Круто развернувшись, они побежали собачьей побежкой, рысцой, вдоль по мощенной камнем улице, словно листья, гонимые ураганом.
— Вот его дом!
Они встали как вкопанные. Дом-то и вправду Пифкина, только вот не хватает в окнах тыквенных голов, на крыльце — кукурузных снопов, маловато призраков, глазеющих сквозь темные стекла в самой высокой мансарде.
— Ой, — сказал кто-то, — а вдруг Пифкин заболел?
— Без Пифкина праздник — не праздник!
— Не праздник! — простонали все.
Тут кто-то бросил дикое яблочко в дверь дома. Оно тюкнуло еле слышно — будто кролик лягнул дверь лапкой.
Они стояли и ждали, невесть от чего погрустневшие, как в воду опущенные. Все их мысли были о Пифкине и о празднике, который может превратиться в гнилую тыкву с погасшей свечкой внутри, если только — если Пифкин не выйдет.
Где же ты, Пифкин? Выходи! Спасай наш Праздник!
Глава 2
Почему они ждали, с какой стати их так перепугало отсутствие какого-то маленького мальчишки?
А потому что…
Джо Пифкин был самый замечательный мальчишка на всем свете. Самый мировой парень из всех, кто хоть раз сверзился с дерева или чуть не лопнул со смеху. Самый лучший друг из всех, кто мчался по беговой дорожке, оставляя всех бегущих на милю позади, а потом, оглянувшись, вдруг спотыкался и шлепался на землю, поджидая, пока они с ним поравняются, и вместе, голова в голову, рвал грудью финишную ленточку. Самый славный выдумщик из всех, — уж он всегда разведает все дома с привидениями в городе, а их ох как трудно вынюхать! — и всегда позовет ребят пошарить по подвалам, всласть полазать по обвитым плющом кирпичным стенам, покричать в жерла труб и пустить тугие струйки прямо с крыши — накричишься, навопишься, напляшешься, как обезьяна, до упаду… В тот день, когда Джо Пифкин появился на свет, все бутылки с пепси-колой и шипучим лимонадом во всем мире вышибли пробки и салютовали пенным залпом, а спятившие от радости пчелы роями носились по полям и лесам и вовсю жалили почтенных старых дев. Но каждый его день рождения озеро в разгаре лета уходило от берегов и набегало обратной волной, полной мальчишек, которая взмывала вверх, подбрасывая ребятню, и расшибалась в визге и хохоте.
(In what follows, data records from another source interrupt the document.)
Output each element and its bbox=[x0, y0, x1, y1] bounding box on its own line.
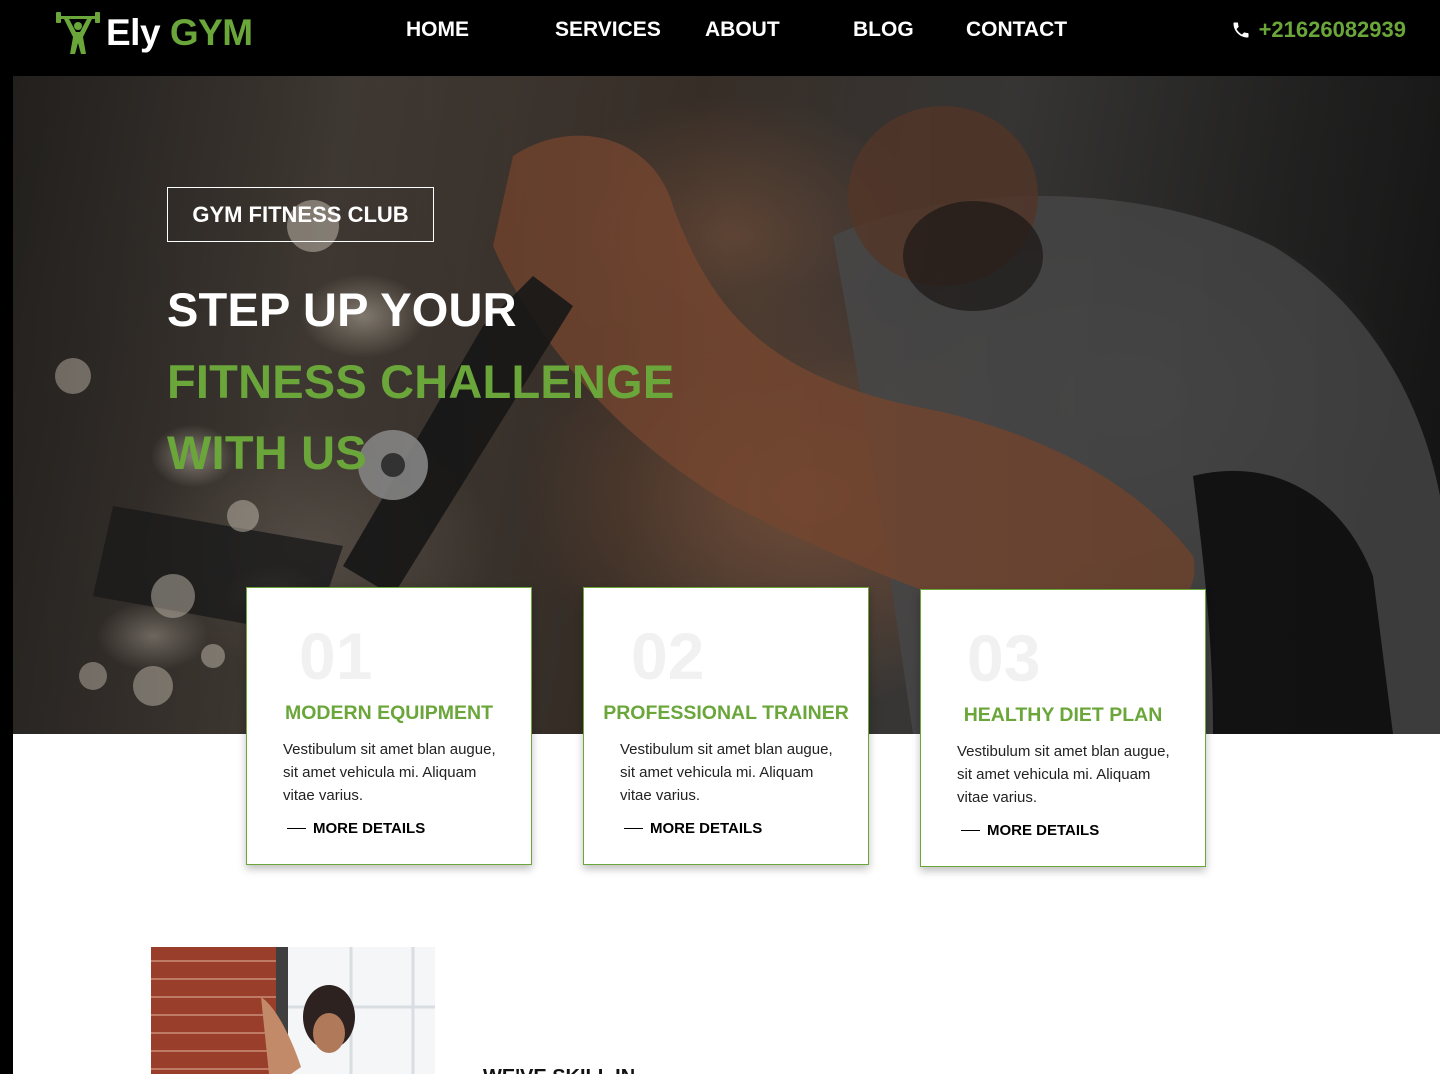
more-details-link[interactable]: MORE DETAILS bbox=[961, 822, 1099, 839]
card-description: Vestibulum sit amet blan augue, sit amet… bbox=[620, 741, 833, 804]
card-title: MODERN EQUIPMENT bbox=[284, 702, 493, 724]
more-details-link[interactable]: MORE DETAILS bbox=[624, 820, 762, 837]
brand-logo[interactable]: Ely GYM bbox=[56, 10, 253, 56]
hero-headline-line-1: STEP UP YOUR bbox=[167, 283, 517, 336]
about-photo bbox=[151, 947, 435, 1074]
nav-contact[interactable]: CONTACT bbox=[966, 18, 1067, 42]
dash-icon bbox=[287, 827, 306, 830]
nav-services[interactable]: SERVICES bbox=[555, 18, 661, 42]
phone-link[interactable]: +21626082939 bbox=[1231, 17, 1406, 43]
left-edge-bar bbox=[0, 76, 13, 1074]
nav-blog[interactable]: BLOG bbox=[853, 18, 914, 42]
feature-card-diet: 03 HEALTHY DIET PLAN Vestibulum sit amet… bbox=[920, 589, 1206, 867]
top-navbar: Ely GYM HOME SERVICES ABOUT BLOG CONTACT… bbox=[0, 0, 1440, 76]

На рассвете, бывало, лежа в постели, слышишь, как птица стучится в окно. Пифкин.
Высовываешься из окна глотнуть прозрачного, как с горного ледника, рассветного воздуха летнего утра.
На газоне, посеребренном росой, кружево кроличьих следов даст тебе знать, что всего мгновение назад не десяток кроликов, а один-единственный кролик выплясывал здесь и выделывал коленца, выписывал кренделя и закладывал виражи от простой, немыслимой радости жить, в восторге скакал через изгороди, сшибал перья папоротника, топал по клеверу. Сеть следов напоминала переплетение рельсов на сортировочной станции. Миллион путей и дорожек в траве, но никого не видать. Где… Пифкин?
Да вот же он, выглядывает, как дикий подсолнух в саду. Его славное круглое лицо светится, встречая солнце. А глаза сверкают, сигналя, как зеркала по азбуке морзе:
— Торопись! Вот-вот все кончится!
— Что?
— Этот день! Сия минута! Уже шесть утра! Ныряй сюда! Окунись с головой!
Или:
— Да лето же! Не успеешь оглянуться — бах! — и ушло! Давай быстрей!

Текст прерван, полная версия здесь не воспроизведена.